First, I added the feedback indications. Previously, there was no feedback for whether a player does a correct action or not except the situation where the player totally misses the enemy. Now if a player pressed the button, the indicator will show some type of feedback according to the timing. By introducing the indication, playtesters were able to quickly realize that pressing a button as soon as they saw a ship is not a good idea.

Second, I changed the circle indication animation from shrinking to moving toward the center. By doing that, it helps players to associate the circle indication with the timing ring that often used in the traditional rhythm games. In addition to that, we changed the color transition of the indicator. The indicator's color turns into green only when it is in the exact timing to press a button. With those improvements, players started to realize that this game is a rhythm game.

Even with those improvements, there was another big issue related to gameplay which is a timing issue. For the purpose of let players feel the rhythm of the game we only set 4 frames for "awesome", the perfect timing feed-back. However, because of the severeness of the timing, many players had a hard time getting used to the timing and was not able to feel the tempo. We came up with the solution to make a small tutorial for this game before players enter an actual stage.

The third gif is the tutorial stage in a title screen that I made.
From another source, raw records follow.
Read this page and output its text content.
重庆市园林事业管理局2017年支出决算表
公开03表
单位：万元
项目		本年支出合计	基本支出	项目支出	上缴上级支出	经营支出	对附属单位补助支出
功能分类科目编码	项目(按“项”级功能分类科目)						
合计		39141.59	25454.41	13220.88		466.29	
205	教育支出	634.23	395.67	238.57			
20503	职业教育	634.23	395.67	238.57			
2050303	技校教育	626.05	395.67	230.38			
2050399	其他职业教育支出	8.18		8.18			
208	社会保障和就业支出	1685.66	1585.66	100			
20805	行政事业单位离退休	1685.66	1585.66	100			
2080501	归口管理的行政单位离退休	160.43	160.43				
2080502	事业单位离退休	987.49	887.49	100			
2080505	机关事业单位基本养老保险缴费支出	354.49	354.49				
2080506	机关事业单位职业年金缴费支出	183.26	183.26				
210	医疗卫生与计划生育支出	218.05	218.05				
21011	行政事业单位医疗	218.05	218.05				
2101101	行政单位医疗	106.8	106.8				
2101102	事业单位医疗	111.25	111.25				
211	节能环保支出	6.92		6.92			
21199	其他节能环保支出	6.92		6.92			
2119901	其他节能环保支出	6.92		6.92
What I made is that a player needs to press a button for 4 times with "awesome" timing in the title screen before they can enter a song select screen. By doing so. a player can practice when is the exact timing to press for the button before they enter the actual game.

When I made this tutorial, the code structure for the main game scene was only made for the main game loop, which means that I had to recreate the exact same system from scratch. It was 2 days before the release date of our game. I think I did quite a good job of it.